Walter hanna husband
by Walter hanna
(Irving, Texas USA)
Kaye and I met in January 1970, after a couple of weeks of talking on the phone, I get the courage to ask her out. Kaye was 17 1/2 and I was 21. Kaye looked almost identical to Priscilla Presley when they got married. We dated for two weeks and decided to get married, we buy our engagement rings in three weeks after first going out. We got married on May 8' 1970. It was a church wedding and Kaye wore that white dress in pride and honesty.
We started having our family in 4 years and 7 years, we were blessed with two great sons.
We both gave it all we had to help them through college and now both are very successful businessmen.
Kaye was the love of my life. I was the love of her life, . Fast forward to November 2011', Kaye as having some problems, went to the doctor and from there we went downhill. She was diagnosed with stage 4 cancer of the brain and lungs. I watchd her get weaker and weaker and the love of my life was fading right before my eyes. We never had any time to talk as we were all fighting the cancer stuff. We had a very good support staff with all those treatments. Than we get to the chemo crap. She lost her battle as she could not get through the chemo. The 2nd treatment put her in the hospital and we lost her to heaven in 7 days. We all lived at the hospital sleeping on the floor and couches.
The hardest thing I had to do I. Our whole life was to spend about 4 years in private in her last day. I spoke to her starting at our beginning, our two boys, our struggles in our journey, how much she meant to me and how she alone saved me from the dark side of life. Than after telling her our story and how much she means to me. I had to start talking about her condition. How er have lost this battle. I had to tell her it was okay to go to heaven. That was the hardest thing I have ever done in my life. I had to let her go because she was suffering.

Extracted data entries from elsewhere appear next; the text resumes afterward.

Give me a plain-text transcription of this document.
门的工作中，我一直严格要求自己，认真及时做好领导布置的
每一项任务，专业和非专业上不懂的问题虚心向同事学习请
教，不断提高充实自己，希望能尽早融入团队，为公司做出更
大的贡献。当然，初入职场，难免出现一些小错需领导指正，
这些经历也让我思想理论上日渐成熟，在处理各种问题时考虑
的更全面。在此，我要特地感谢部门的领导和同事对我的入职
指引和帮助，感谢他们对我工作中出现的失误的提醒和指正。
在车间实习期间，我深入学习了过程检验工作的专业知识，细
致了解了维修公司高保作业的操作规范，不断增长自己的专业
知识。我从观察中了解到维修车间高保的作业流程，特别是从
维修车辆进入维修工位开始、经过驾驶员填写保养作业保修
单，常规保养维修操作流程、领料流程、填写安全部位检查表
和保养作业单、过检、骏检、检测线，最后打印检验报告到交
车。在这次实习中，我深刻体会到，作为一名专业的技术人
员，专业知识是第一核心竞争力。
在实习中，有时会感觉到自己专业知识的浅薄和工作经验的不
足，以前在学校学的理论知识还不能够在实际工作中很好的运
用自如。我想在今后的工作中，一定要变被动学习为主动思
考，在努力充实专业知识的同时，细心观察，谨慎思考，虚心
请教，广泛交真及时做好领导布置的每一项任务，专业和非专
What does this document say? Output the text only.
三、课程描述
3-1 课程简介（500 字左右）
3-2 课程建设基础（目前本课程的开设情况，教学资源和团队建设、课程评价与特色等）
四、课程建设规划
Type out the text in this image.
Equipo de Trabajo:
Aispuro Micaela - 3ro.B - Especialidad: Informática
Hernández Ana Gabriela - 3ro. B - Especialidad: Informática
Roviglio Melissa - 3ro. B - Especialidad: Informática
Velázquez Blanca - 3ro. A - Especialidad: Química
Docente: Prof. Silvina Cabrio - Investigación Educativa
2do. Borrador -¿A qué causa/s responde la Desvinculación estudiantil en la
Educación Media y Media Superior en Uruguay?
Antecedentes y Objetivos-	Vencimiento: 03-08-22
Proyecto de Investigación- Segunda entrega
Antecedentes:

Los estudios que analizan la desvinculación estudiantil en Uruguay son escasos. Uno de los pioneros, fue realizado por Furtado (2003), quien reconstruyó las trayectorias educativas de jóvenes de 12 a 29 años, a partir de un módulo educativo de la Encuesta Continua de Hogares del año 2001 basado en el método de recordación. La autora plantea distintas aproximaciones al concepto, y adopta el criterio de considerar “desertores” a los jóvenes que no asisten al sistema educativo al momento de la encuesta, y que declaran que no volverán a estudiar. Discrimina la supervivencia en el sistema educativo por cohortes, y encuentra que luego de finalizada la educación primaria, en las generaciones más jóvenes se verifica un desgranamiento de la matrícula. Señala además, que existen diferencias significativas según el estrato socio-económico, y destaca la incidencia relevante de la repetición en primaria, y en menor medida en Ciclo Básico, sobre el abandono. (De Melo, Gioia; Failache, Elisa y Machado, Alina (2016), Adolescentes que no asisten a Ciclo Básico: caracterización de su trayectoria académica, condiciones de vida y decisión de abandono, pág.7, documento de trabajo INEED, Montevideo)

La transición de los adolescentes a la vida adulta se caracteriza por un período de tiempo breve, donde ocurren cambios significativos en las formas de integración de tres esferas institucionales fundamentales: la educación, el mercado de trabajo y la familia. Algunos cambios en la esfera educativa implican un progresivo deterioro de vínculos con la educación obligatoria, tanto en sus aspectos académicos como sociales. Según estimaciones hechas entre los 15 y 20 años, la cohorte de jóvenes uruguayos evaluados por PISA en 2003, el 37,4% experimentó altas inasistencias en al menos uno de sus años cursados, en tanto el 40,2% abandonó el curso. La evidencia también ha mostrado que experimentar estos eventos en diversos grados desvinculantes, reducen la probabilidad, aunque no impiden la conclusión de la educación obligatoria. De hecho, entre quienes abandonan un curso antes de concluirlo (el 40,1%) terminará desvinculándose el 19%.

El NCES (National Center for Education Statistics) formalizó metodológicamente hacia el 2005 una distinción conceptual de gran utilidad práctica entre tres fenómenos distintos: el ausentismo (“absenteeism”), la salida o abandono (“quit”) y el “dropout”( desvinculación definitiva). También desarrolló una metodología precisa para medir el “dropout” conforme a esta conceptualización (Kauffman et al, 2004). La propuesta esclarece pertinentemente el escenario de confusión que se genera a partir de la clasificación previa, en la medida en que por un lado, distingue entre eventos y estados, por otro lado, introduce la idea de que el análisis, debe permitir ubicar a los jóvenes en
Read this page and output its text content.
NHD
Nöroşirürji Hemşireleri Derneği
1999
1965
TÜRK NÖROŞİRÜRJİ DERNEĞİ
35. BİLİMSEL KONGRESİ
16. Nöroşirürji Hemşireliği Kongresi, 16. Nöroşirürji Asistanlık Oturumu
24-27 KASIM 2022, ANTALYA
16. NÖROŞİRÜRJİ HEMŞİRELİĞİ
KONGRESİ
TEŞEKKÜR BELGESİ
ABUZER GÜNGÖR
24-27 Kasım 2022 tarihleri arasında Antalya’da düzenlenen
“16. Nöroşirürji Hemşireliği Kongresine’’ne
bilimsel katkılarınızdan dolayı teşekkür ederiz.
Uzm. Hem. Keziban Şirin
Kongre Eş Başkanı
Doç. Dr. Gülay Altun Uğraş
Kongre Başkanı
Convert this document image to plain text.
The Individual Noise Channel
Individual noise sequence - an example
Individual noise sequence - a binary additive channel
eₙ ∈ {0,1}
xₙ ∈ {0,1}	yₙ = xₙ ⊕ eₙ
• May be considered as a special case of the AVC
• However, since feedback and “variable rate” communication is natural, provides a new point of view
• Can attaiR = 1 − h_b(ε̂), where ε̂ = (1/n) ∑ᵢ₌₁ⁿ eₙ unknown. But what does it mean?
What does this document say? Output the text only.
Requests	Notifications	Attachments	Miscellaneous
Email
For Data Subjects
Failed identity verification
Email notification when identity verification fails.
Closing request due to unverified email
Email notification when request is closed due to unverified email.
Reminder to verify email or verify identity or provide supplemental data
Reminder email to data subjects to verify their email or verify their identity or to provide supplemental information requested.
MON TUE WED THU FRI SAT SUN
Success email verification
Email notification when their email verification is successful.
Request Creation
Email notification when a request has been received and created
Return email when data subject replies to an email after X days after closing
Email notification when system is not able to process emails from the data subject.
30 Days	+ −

After 7 days in the hospital and her life fading in front of me, I never had a chance to be alone with her because of other folks intruding into my family. Basically staying in my way where I did not get our private time till the end of her time. After spending about 4 hours that /Sunday morning talking to her as I knew she was listening, but could not talk, I left to go back to our waiting area and about 10 minutes the nurse rushes in and say we are losing her,
Kaye was leaving 10 minutes after I tell her it is okay to go to heaven,
We all rushed back to her room, we gathered around her, I held her little hand and had my head on the bed face down very close to her, the nurse with a beautiful voice was singing Amazing Grace and when the song finished, I look up and my wife of 42 years had gone to heaven .
Excuse any mispe
Ls because I am crying and barely see my iPad letters,
Our 42 anniversary is this week on may 8th. My youngest son birthday is may 9th and Mothers day is May 13.
So I will be asking Kaye to stay close to me in spirit as mich as possible,
A day does not go by without me crying, I have cried more in the last two months than my whole loire, I am 62 now.
I just don't know how someone can ever move forward after this, Kaye was only 59 when I lost her.
Nothing helps and I don,t know anything can help, no words or cliches helps. I just know she is gone and I have to live on without her.